Rest in peace Gaile."
"She taught so much without even trying. Gaile spoke without words. She was a true and loyal friend and the most real person I have ever known. She was beautiful inside and out. Very few can make me smile with tears in my eyes. I have a hole in my heart but I am forever grateful that she was my friend."
"My heart goes out to Gaile's family and friends for the loss of such a bright shinning star. Gaile and I were best friends since junior high school. We remain close throughout the years even though we were separated by distance and life's craziness. We could always pick-up the phone knowing no matter the ups and downs, distance or time, we would still feel that close connection. Gaile and I were connected through our hearts. I will always love and miss her, and will think of the times and escapades we shared which will bring a smile to my face and will lift my heart. I will always be grateful for our friendship. Love you Gaile."
"Many share in the loss of your passing Gaile. You were a gift to many and have left a lasting impression on those who knew you. I am sad that you are gone, I pray that those who loved you will find comfort in the love that others have expressed in your tribute. You will live on in our hearts always."
"Glenn, Renee, Alan, Ila, and beloved grandchildren. . .my heartfelt condolences. Gaile was one of my 'treasure box friends' . . .loving her the moment I met her in 7th grade, knowing I would love her forever. My heart is full of peace knowing she is now with Pearl and others who love her. . .and that we will see her again. The only difference with dying young or old, is that those who leave too soon are longer on the beautiful, glorious side of things. No doubt she is a standout in heaven too! Much love."
"Since i heard this news, i can not get Gaile off my mind.I have known Gaile for long, but not well. She however, always made me feel welcome and accepted, with that beautiful spirit and great smile. We shared a love for music, and she turned me onto some of the music i still listen to today. Rock on Gaile. Much love to your family, and loved ones that you leave behind. You will be missed."
"It seems impossible that our Beautiful Gaile is gone... Gaile would light up the room when she entered, turning heads with her God given beauty, and drawing you in with her confidence, honesty, and vitality. One never knew what Gaile had just been up to- you just knew you wanted to hear her stories and perspective on life.
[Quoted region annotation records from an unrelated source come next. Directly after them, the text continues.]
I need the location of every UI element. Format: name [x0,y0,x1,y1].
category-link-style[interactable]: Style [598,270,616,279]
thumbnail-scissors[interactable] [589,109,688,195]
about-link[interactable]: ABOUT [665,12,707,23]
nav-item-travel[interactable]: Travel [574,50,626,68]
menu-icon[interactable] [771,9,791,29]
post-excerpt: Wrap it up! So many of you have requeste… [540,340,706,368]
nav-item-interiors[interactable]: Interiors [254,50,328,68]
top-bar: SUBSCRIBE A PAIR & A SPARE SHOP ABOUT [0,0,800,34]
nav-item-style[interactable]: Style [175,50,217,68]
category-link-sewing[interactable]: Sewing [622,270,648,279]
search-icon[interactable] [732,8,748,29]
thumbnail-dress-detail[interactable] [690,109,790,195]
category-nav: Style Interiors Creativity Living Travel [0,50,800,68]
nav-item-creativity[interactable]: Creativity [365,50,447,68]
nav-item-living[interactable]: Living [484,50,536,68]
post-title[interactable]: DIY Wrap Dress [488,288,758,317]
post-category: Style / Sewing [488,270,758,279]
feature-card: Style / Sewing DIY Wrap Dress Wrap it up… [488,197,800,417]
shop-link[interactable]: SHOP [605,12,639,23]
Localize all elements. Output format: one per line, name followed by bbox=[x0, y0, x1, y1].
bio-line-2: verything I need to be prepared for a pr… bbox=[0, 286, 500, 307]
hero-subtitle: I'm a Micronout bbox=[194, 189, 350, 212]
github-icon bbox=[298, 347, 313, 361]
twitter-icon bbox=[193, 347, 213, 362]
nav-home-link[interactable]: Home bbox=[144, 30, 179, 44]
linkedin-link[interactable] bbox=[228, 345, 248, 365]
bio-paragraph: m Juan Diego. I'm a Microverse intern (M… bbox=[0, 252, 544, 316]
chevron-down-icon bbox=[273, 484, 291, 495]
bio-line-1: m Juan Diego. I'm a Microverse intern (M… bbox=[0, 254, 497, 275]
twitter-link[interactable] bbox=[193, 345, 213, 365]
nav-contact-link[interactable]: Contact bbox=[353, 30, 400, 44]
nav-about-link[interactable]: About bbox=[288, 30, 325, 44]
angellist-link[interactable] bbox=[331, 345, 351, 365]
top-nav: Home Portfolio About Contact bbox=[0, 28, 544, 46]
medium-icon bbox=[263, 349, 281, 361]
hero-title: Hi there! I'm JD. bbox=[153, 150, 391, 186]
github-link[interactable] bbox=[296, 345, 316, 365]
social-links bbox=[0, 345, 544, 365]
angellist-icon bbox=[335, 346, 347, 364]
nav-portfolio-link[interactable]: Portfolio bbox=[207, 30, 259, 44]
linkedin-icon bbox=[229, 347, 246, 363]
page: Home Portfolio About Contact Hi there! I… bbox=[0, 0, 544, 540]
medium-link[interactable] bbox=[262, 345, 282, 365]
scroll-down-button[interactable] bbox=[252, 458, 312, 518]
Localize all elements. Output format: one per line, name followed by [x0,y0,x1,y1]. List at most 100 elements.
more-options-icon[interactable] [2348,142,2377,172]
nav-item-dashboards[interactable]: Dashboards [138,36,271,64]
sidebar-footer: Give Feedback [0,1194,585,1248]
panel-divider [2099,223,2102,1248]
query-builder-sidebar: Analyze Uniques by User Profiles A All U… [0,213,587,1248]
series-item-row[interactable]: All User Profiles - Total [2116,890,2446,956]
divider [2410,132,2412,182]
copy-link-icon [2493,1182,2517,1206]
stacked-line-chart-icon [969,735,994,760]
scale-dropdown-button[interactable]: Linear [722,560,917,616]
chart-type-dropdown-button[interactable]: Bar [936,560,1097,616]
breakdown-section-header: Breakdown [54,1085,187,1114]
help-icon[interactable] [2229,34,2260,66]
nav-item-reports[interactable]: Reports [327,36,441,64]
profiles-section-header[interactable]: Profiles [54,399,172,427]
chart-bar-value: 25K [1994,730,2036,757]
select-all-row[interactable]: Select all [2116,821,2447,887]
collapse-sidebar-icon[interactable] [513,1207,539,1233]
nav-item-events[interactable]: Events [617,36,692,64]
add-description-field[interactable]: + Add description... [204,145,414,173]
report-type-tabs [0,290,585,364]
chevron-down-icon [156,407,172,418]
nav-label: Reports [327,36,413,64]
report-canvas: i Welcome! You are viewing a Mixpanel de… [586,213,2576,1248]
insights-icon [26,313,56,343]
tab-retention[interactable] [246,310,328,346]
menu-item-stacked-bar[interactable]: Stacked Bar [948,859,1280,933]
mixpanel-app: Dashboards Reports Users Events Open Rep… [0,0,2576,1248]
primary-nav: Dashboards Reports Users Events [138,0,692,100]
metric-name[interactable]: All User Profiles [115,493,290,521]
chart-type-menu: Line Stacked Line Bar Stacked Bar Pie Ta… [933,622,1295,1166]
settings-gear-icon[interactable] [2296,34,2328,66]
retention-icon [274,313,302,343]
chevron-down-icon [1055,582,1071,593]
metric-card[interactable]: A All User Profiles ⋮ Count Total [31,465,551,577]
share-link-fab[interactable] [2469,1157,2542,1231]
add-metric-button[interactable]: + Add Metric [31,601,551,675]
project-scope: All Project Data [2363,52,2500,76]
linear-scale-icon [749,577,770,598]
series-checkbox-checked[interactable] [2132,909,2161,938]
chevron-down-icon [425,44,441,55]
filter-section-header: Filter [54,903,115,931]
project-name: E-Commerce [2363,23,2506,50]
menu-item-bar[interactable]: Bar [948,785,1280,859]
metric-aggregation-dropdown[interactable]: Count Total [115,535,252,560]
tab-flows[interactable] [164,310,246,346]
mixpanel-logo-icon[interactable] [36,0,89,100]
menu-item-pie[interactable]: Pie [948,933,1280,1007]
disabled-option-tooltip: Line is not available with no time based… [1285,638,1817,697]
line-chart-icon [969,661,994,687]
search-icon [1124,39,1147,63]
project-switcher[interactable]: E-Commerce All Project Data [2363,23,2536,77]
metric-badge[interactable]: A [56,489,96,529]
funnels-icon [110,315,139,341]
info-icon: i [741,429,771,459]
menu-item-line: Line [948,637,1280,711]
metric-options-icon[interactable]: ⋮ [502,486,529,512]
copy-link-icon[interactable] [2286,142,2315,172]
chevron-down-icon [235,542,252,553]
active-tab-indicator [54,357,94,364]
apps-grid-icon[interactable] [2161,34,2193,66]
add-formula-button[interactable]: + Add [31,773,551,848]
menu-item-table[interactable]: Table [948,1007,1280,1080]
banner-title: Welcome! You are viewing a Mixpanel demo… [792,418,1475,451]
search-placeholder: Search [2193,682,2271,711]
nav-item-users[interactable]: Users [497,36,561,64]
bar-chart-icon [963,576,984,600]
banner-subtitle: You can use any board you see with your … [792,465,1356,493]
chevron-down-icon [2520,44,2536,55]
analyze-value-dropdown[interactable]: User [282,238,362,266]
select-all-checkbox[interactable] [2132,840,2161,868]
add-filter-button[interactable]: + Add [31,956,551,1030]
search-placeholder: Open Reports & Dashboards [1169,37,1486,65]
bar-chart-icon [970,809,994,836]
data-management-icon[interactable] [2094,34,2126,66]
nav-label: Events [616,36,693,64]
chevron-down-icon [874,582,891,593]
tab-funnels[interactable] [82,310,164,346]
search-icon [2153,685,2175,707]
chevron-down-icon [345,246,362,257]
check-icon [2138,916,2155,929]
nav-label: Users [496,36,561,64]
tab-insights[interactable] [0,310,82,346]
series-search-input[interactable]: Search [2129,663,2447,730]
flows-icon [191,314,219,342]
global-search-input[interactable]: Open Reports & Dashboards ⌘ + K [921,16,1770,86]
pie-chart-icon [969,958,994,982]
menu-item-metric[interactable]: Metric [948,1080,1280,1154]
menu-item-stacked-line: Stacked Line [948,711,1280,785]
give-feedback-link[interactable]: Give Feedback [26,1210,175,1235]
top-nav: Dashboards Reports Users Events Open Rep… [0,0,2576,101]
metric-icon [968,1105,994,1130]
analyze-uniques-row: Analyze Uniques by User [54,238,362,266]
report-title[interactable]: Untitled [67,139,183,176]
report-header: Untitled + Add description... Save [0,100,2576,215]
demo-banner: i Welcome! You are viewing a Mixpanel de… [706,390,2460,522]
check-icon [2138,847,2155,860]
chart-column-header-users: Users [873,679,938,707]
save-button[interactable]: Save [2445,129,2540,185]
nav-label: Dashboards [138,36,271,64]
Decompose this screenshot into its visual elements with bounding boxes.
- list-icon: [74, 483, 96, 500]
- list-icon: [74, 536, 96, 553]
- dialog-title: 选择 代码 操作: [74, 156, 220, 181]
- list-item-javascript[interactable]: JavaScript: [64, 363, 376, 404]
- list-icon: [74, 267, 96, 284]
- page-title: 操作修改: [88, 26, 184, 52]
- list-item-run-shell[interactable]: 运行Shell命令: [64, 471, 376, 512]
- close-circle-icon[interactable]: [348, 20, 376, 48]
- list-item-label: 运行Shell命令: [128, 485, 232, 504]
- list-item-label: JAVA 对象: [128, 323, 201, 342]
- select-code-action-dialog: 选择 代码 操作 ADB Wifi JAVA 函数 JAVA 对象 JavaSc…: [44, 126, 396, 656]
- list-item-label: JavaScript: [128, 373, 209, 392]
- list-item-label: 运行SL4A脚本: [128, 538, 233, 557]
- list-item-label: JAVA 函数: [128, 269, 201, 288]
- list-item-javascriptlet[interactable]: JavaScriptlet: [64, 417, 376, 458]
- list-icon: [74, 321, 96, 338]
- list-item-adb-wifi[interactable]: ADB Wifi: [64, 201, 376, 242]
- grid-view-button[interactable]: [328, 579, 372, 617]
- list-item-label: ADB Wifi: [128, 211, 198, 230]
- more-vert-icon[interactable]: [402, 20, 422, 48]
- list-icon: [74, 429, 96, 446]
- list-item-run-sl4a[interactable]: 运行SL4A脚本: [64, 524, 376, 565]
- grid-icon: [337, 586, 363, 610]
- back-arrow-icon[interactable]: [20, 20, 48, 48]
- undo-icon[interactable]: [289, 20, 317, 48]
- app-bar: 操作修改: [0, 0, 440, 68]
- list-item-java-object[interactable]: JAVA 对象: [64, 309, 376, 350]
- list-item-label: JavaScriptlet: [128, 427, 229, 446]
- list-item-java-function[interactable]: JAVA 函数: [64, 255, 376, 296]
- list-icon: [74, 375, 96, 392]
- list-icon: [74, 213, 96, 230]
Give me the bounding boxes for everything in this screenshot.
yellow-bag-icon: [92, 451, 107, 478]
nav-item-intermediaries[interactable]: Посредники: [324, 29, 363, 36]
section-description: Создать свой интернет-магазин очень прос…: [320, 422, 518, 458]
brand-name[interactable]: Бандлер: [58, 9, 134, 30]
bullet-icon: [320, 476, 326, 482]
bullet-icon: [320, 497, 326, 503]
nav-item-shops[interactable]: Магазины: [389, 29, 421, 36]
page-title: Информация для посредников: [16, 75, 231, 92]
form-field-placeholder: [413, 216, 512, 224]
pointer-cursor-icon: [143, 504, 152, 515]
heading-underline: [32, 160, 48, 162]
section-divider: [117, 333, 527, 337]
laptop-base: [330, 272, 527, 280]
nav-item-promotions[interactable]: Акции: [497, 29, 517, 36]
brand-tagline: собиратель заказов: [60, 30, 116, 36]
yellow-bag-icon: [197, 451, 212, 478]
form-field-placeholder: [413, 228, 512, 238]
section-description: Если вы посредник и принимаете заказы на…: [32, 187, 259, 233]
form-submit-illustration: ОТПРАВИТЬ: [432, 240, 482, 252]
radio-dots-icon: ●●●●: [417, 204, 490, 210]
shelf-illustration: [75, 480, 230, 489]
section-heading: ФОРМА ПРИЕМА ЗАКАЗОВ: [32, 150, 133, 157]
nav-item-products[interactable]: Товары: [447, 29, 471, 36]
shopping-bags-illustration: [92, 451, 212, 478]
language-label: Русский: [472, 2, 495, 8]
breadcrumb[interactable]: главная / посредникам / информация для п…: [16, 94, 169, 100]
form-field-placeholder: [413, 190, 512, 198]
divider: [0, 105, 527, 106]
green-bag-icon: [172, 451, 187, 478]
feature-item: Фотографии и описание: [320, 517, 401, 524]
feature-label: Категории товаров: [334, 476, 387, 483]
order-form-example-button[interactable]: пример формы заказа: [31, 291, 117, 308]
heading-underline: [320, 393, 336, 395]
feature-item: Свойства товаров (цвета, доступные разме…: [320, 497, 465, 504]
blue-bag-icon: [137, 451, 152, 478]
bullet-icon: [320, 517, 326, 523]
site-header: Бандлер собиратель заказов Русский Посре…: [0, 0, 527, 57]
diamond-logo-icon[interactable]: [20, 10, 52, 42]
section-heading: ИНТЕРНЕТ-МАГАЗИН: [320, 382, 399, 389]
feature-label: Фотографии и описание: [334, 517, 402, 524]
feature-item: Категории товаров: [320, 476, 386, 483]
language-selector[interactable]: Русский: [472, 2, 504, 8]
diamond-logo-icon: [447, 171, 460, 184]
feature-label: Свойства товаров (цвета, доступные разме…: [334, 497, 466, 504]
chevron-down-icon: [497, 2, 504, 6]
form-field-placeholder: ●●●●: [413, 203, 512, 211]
A problem solver and exceptional listener, Gaile was that friend you dreaded leaving, and couldn't wait to see again. Juggling work, friends, adventures, and Always supporting and embracing her family- Gaile was Everything. My sincerest condolences to Gaile's family and dear friends."
"Gaile would make you stand up...when you didn't think you could rise..."
"Lay in rest and enjoy the peace of heaven... you will be very missed by many... Love to remember your attachment to the grandkids and your devotion to your children. The get togethers and your fav "Mike's Hard Lemonade"...Forever you will be in all of our memories...."
"Rest in Peace my beautiful friend. Condolences to your family. Gaile was such a great person and was loved by so many. This is a great loss. Jay and I will always be grateful for your friendship and endless love. Heaven received a shinning STAR."